Resta il mio amore per lui e per l’oceano.

Resta l’odio per lei.

Resta il ricordo.

 

Spruzzi. Caldi, luminosi raggi.

Fresca, rumorosa e frizzante spuma di mare.

Brezza sulle scogliere.

Non che me l’aspettassi diversa questa Dover.

Non che vi fossi mai stata prima.

Ha detto che siamo sulle tracce d’un misterioso tesoro.

Ha detto che vuole dividerlo con me.

Ha detto che quando lo avrà trovato mi sposerà e avremo un bambino.

E io come una pazza gli ho creduto.

Sono nella sua cabina, mi rotolo sul letto, avvolta nelle lenzuola di seta che abbiamo raccattato a Damasco.

Mi avvicino alla tavola d’ebano a cui è seduto, gli cingo il bel collo con i riccioli intrisi di sale e ancora umidi d’acqua da ieri sera.

Ricordo una bordata.

Ricordo le sue grida di gioia in mezzo ai sorrisi della ciurmaglia, vedo i lord della EITC capitolare inermi sotto i colpi dei nostri cannoni.

E scorgo levarsi fragoroso e con frastuono l’abbaiare della pirateria. Lo sciabordare della libertà.

I miei occhi incrociano il suo sguardo bramosi d’un chiaro desio.

Le forme s’atteggiano prorompenti attorno alle sue gambe, le grazie cozzano contro il suo petto in un abbraccio di pura ammirazione.
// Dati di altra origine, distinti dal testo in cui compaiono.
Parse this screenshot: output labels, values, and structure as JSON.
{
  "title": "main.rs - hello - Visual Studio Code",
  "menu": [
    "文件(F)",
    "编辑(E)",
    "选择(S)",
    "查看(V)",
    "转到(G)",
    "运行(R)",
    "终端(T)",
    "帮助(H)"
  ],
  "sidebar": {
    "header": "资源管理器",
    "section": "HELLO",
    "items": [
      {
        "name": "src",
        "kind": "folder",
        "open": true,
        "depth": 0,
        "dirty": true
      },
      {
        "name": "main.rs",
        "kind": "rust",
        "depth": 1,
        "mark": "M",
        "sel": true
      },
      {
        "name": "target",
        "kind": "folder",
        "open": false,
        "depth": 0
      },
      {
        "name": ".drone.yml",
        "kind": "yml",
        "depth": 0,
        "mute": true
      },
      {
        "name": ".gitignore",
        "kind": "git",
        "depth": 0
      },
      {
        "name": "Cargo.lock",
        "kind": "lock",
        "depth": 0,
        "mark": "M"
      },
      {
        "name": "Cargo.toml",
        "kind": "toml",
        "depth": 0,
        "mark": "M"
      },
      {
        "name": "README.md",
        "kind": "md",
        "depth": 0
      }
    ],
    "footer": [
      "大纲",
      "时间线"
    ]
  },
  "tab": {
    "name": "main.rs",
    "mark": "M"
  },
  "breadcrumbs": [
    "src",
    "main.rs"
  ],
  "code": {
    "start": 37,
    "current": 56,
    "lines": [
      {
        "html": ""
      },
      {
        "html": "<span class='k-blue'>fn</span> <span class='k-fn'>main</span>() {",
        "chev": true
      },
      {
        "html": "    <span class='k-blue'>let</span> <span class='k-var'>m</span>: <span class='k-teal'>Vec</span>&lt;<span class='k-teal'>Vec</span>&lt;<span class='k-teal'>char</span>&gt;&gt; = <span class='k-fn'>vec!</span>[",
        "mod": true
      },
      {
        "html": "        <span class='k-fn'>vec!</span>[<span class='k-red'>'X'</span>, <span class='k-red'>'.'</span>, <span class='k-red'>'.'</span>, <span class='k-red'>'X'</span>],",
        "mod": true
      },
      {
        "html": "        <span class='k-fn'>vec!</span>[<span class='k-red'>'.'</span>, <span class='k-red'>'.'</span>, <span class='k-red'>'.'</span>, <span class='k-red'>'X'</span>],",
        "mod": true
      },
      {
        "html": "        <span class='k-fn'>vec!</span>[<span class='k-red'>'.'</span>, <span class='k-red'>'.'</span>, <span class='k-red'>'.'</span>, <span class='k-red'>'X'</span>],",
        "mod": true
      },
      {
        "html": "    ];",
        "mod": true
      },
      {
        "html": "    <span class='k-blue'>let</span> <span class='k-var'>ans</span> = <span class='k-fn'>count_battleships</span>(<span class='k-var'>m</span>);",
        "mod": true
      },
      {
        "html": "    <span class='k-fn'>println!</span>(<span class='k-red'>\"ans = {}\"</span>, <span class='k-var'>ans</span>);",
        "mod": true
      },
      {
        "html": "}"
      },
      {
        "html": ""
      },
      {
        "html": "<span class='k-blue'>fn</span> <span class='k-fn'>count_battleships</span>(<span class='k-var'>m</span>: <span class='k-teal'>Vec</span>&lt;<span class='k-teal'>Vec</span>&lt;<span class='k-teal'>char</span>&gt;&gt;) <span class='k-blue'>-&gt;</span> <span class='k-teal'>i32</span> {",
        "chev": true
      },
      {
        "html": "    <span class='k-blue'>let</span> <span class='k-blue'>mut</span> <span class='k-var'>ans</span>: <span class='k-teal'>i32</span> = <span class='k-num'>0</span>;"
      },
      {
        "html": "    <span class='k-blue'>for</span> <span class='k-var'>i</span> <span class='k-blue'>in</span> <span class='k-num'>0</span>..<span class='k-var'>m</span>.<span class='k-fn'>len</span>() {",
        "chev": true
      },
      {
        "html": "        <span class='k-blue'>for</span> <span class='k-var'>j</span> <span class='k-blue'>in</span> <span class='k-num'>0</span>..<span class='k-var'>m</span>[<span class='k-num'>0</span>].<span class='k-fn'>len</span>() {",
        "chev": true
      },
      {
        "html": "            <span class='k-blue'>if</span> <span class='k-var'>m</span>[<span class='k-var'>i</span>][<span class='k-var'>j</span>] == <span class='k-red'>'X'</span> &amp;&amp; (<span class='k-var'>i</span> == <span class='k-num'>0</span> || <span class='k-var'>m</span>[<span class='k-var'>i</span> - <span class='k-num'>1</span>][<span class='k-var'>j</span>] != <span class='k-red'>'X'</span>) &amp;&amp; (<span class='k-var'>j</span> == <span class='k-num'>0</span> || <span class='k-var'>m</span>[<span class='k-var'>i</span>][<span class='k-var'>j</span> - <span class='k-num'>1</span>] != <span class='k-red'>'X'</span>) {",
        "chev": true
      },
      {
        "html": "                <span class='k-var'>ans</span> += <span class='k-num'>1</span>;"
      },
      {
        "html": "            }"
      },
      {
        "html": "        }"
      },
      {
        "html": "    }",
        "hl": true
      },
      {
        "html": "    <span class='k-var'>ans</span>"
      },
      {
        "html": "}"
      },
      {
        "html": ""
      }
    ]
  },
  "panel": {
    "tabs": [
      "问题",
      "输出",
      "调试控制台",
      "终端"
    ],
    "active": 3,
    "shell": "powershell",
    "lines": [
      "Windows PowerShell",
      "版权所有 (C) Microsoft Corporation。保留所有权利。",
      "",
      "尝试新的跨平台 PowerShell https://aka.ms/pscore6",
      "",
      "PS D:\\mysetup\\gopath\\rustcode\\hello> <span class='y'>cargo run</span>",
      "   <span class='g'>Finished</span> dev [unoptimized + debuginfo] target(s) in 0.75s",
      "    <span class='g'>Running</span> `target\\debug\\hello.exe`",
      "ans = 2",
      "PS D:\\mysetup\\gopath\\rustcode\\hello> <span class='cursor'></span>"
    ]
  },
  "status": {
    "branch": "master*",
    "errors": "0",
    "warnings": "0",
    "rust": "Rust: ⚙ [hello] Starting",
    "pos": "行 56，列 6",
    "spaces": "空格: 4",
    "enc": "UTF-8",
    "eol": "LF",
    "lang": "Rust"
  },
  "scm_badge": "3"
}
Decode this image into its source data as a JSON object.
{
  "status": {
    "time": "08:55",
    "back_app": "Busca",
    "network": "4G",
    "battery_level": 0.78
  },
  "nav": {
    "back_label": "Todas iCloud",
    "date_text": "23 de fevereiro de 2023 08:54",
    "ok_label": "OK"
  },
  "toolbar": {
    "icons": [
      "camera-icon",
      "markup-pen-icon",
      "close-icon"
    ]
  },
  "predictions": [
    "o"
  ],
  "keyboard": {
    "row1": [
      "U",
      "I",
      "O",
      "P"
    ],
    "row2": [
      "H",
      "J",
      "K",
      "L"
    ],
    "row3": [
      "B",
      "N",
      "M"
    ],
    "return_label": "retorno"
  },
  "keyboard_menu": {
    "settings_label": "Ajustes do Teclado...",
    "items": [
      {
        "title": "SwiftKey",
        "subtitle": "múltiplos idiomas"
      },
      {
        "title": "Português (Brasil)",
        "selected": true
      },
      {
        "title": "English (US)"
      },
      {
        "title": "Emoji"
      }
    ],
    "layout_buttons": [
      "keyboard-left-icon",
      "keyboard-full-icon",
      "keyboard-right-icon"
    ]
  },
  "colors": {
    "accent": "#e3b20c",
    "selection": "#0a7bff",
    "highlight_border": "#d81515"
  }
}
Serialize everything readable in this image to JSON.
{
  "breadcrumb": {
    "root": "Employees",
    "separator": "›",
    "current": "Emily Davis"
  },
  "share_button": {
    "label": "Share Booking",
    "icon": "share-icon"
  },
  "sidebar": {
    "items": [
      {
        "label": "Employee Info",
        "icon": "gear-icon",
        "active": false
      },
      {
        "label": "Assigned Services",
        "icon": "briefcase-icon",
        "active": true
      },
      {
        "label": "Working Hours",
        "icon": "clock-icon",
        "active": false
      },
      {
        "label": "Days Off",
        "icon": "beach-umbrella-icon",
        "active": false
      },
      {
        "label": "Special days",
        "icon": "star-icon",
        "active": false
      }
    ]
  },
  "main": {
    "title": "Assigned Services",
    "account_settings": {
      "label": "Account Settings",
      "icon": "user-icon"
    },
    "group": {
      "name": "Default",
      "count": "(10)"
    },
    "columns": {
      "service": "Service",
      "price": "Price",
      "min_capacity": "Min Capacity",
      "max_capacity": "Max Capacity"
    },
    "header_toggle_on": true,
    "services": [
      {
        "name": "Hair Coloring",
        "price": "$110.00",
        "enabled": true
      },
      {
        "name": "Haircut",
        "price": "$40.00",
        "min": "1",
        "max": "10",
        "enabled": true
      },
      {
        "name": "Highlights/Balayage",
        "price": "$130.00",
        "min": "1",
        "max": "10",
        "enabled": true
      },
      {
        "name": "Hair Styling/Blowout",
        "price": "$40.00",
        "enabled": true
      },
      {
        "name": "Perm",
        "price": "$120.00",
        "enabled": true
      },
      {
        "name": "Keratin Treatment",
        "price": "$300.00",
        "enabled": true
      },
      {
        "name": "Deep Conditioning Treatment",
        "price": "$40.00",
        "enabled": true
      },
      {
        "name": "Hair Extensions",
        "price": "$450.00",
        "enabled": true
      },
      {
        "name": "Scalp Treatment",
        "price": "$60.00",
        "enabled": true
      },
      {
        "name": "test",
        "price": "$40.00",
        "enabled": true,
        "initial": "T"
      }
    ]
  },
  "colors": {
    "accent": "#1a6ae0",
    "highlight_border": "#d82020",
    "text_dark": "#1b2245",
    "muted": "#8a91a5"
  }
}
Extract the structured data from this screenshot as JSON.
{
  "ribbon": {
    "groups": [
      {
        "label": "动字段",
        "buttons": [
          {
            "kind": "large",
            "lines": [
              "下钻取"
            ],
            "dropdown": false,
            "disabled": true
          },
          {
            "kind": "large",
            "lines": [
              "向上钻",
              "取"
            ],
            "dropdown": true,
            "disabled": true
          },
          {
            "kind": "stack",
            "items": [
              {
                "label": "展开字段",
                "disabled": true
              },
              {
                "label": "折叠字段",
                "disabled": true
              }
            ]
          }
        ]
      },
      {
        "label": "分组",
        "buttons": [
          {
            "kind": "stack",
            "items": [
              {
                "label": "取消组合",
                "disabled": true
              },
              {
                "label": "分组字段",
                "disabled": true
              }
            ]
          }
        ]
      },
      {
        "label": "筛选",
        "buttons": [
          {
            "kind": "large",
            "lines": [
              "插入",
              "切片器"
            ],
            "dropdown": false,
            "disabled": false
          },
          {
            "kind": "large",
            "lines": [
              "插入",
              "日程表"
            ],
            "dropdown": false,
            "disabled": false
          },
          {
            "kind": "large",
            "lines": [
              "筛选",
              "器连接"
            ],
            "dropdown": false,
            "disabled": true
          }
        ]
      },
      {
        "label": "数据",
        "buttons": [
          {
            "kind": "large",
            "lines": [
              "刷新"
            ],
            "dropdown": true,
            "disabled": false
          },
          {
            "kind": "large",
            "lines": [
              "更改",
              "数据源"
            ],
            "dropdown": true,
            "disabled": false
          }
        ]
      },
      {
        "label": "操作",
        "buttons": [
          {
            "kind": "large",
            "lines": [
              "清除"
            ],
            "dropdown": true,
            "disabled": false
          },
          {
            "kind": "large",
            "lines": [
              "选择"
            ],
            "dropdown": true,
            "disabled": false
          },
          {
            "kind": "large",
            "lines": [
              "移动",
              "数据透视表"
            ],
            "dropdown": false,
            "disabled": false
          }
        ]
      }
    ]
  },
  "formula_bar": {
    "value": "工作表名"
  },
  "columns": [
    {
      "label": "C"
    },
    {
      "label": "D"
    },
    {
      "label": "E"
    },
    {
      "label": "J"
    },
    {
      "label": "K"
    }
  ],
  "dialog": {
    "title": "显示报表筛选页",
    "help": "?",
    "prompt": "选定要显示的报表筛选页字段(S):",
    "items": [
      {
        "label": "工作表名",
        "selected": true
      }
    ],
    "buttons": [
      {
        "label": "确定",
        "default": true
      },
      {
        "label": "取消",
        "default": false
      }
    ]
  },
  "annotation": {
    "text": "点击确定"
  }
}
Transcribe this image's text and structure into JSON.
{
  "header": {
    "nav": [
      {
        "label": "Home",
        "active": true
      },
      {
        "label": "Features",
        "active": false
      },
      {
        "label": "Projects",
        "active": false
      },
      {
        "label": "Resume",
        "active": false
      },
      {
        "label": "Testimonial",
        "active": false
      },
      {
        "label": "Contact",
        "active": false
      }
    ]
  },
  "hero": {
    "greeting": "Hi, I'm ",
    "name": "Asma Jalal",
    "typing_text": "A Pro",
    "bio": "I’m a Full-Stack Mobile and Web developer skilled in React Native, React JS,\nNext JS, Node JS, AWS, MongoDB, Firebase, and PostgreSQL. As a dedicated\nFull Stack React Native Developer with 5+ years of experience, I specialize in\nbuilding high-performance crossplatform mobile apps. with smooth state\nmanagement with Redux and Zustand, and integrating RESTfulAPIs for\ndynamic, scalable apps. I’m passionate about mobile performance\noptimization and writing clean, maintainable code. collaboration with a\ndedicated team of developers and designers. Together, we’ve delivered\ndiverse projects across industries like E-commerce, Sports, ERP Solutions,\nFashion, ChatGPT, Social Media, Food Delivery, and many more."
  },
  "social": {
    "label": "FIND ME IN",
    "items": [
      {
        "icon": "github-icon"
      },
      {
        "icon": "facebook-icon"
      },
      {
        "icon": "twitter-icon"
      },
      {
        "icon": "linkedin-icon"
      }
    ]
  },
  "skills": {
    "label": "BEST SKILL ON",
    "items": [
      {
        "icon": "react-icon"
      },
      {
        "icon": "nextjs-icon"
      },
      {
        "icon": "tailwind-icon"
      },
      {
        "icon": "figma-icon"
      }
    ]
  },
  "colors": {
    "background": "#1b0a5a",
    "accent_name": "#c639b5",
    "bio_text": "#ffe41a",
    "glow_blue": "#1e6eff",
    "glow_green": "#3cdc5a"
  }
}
“Dolcezza mia.” La sua voce roca mi sfiora come miele.

M’attira come una zanzara.

Il più astuto e abile filibustiere che le acque di questa terra abbiano mai conosciuto, dicono.

Molte leggende girano da sempre sul suo conto. Alcune sono veritere.

Altre degne di pura pazzia.

C’è chi dice sia stato eletto dai nativi re del Madagascar.

Chi sostiene che sia il re del consiglio della fratellanza, il re dei pirati.

Altri lo descrivono come un ometto tarchiato e grasso che si è accontentato di terminare i suoi giorni tra ricchezze e prosperità in qualche isola lontana e sconosciuta agli occhi della marina inglese.

Non sanno che nei suoi occhi s’ammira l’orizzonte.

Non sanno che nelle sue vene scorre acqua di mare.

“Amore. Riuscirò a strapparti un morso o un bacio?” Mi mordo il labbro tribolante.

Avery posa il compasso e mi cinge la vita.

Come corsari cingiamo la nostra preda.

Come onde voliamo in preda alla tempesta.

Quella bella gioia non dura in eterno.

Quel ricordo perso s’insinua tra noi.

Quella sorella dimenticata riappare sopra coperta.

Quel marinaio lasciato a morire, quell’onda facente parte d’un oscuro passato.

Grido inerme.

Sento la pistola sparare.

Sento il cuore spegnersi.

Sento le lacrime scendere copiose.

Sento il grande Avery morire sotto le sue pallottole e granate.

Sento il passato stritolarmi.

Vedo quel rubino, quella dannata pietra che mi ha perseguitato sin dall’infanzia scintillarle in bocca.

Intuisco cosa ha fatto.

Di lui non rimane niente, perché è così che si uccide un pirata.

 

Cozzo contro il duro pavimento e risvegliata dal mero incubo da una promessa di vendetta.